**Faits vérifiés**

Le règlement (UE) 2025/40 relatif aux emballages et aux déchets d’emballages (PPWR) s’applique dans toute l’Union européenne depuis le **12 août 2026**. Il est directement applicable dans tous les États membres et remplace la directive relative aux emballages et aux déchets d’emballages, sous réserve de dispositions transitoires déterminées. Son champ couvre tous les emballages mis sur le marché de l’UE ainsi que tous les déchets d’emballages, y compris les emballages de transport utilisés dans les mouvements internationaux de marchandises.

Pour les fabricants, l’architecture immédiate de conformité est significative. Avant de mettre un emballage sur le marché, ils doivent réaliser une évaluation de conformité, établir une documentation technique et, lorsque la conformité est démontrée, délivrer une déclaration UE de conformité. La déclaration et le dossier technique doivent en principe être conservés cinq ans pour les emballages à usage unique et dix ans pour les emballages réutilisables. L’emballage doit aussi porter un élément d’identification, tel qu’un numéro de type, de lot ou de série, ainsi que les données d’identification et de contact du fabricant; des solutions limitées sont prévues lorsque la taille ou la nature de l’emballage ne le permet pas.

Les importateurs ne peuvent mettre sur le marché que des emballages conformes. Au préalable, ils doivent s’assurer que le fabricant a achevé l’évaluation et la documentation de conformité, que les exigences applicables d’étiquetage et de documents d’accompagnement sont respectées et que les obligations d’identification du fabricant ont été satisfaites. Sur demande motivée d’une autorité nationale, les importateurs doivent fournir les informations et documents de conformité pertinents dans les 10 jours.

Le règlement maintient une limite combinée de 100 mg/kg pour le plomb, le cadmium, le mercure et le chrome hexavalent dans les emballages ou leurs composants. À compter d’aujourd’hui, les emballages destinés au contact alimentaire ne peuvent être mis sur le marché à des concentrations égales ou supérieures aux seuils de PFAS: 25 ppb pour un PFAS individuel par analyse ciblée, 250 ppb pour la somme des PFAS ciblés et 50 ppm pour les PFAS totaux, y compris les PFAS polymériques, sous réserve des modalités de mesure du règlement.

Les emballages déjà mis sur le marché de l’Union avant l’entrée en application des exigences pertinentes ne doivent généralement pas être mis en conformité rétroactivement du seul fait qu’ils restent dans les stocks des distributeurs. La date de première mise sur le marché de l’UE devient donc opérationnellement importante.

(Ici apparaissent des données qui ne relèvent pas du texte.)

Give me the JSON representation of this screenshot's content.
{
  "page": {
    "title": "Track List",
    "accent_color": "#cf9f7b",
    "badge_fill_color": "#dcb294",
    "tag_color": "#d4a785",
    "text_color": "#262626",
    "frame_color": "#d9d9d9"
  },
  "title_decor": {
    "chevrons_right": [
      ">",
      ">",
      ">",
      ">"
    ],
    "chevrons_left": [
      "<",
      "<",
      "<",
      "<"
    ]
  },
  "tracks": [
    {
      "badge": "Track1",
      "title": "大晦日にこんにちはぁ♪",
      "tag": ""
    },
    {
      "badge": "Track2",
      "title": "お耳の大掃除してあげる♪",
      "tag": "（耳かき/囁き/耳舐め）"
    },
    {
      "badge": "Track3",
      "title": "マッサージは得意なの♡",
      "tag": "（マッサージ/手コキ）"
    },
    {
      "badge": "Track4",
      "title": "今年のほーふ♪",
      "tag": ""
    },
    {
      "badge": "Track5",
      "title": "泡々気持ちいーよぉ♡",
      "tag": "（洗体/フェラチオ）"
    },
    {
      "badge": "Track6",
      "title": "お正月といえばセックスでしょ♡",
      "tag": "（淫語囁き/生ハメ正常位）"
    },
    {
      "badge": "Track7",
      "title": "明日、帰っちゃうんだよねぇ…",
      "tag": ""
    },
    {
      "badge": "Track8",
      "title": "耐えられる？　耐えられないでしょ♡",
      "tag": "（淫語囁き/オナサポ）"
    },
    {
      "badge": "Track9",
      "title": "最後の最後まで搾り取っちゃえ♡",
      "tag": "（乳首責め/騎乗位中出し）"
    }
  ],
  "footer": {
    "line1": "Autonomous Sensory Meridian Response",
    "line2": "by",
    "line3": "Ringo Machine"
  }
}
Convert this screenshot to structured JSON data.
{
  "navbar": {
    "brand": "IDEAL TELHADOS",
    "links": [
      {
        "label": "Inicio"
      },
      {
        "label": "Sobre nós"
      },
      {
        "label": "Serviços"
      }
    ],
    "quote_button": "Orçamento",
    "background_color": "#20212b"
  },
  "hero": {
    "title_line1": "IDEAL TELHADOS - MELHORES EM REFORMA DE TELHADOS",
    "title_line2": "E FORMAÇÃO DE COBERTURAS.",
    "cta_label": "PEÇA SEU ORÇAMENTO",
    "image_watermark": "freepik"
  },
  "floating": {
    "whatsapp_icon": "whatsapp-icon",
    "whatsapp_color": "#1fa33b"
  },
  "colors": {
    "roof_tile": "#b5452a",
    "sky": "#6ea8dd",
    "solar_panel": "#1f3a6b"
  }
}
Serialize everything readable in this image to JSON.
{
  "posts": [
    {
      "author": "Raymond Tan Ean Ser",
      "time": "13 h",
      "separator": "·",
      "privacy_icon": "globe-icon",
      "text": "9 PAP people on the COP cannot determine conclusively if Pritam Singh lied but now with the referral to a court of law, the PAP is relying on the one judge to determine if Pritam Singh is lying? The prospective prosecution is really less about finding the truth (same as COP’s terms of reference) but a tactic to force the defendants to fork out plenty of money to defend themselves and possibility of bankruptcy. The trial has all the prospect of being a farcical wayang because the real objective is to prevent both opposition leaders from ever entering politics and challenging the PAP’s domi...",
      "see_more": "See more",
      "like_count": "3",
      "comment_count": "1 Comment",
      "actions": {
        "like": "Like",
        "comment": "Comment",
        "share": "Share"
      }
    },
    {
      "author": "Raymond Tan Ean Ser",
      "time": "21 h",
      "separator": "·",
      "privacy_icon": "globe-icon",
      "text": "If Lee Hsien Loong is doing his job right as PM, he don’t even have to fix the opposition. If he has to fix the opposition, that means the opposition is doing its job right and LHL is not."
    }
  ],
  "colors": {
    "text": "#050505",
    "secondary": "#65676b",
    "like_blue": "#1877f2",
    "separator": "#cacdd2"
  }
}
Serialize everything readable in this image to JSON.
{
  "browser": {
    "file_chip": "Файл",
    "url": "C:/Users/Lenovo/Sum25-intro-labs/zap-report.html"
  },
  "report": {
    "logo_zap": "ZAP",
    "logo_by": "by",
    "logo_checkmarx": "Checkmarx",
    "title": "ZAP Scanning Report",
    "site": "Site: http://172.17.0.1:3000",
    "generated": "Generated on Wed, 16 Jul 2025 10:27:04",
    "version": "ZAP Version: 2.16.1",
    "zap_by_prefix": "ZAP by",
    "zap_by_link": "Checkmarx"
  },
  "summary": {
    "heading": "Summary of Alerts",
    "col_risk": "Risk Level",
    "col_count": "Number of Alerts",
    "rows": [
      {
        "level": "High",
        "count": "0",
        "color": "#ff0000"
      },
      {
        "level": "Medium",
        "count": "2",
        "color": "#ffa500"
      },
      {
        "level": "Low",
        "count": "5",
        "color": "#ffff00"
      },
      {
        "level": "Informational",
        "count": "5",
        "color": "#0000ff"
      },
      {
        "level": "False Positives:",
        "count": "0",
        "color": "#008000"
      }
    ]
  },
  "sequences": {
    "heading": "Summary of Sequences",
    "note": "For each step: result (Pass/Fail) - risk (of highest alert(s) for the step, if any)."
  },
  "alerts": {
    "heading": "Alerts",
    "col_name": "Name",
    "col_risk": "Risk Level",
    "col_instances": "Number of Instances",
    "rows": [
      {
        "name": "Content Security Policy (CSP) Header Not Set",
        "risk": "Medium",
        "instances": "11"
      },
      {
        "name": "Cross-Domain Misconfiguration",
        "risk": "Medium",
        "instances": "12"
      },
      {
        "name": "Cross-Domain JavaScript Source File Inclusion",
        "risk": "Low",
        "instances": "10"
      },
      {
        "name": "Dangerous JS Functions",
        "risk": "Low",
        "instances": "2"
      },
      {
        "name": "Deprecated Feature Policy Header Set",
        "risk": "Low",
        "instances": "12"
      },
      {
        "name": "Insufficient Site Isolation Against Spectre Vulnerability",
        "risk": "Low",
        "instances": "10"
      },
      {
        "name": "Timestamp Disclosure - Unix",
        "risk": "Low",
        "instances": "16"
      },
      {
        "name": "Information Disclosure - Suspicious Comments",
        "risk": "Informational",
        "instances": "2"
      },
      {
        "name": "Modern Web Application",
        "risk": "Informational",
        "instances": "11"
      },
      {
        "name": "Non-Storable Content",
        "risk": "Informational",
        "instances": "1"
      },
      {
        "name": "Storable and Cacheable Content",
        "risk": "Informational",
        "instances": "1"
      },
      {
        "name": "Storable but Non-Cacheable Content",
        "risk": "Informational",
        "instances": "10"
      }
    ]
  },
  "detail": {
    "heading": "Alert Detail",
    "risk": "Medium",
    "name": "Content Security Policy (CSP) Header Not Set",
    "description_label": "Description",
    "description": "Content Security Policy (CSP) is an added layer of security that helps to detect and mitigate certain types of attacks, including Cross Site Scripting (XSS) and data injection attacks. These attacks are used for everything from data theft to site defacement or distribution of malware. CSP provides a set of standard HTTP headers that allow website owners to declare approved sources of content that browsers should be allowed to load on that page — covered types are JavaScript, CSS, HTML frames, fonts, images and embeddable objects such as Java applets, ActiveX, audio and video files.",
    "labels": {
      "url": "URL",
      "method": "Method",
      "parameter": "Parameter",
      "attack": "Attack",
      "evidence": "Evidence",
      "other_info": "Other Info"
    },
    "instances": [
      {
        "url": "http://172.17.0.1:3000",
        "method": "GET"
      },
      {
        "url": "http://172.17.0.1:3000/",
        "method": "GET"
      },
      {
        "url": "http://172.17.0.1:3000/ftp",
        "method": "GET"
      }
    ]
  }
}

**Analyse et pertinence opérationnelle**

Pour les chargeurs brésiliens et les autres chargeurs hors UE, le PPWR n’est pas une règle d’exploitation du navire, mais peut devenir une question de disponibilité commerciale de la cargaison et de risque de livraison avant ou après le transport maritime. L’exposition pratique est plus forte lorsque les exportateurs fournissent à l’UE des biens de consommation emballés, des denrées alimentaires, des pièces industrielles dans des emballages prêts pour la vente au détail ou des emballages vides; agissent comme importateur officiel; utilisent leur propre marque; ou modifient des emballages dans une chaîne européenne de traitement des commandes.

Les affréteurs, intérêts cargaison et prestataires logistiques devraient déterminer quelle entité est le «fabricant», l’importateur, le distributeur ou le prestataire de traitement des commandes pour chaque format d’emballage. Les conditions d’achat devraient répartir les responsabilités concernant les spécifications, les preuves relatives aux PFAS et aux métaux lourds, les déclarations de conformité, la conservation des dossiers et les réponses aux autorités. Les documents de réservation et de transport ne remplacent pas le dossier technique, mais peuvent aider à établir quand, par qui et dans quel État membre les marchandises emballées ont été mises pour la première fois sur le marché de l’UE.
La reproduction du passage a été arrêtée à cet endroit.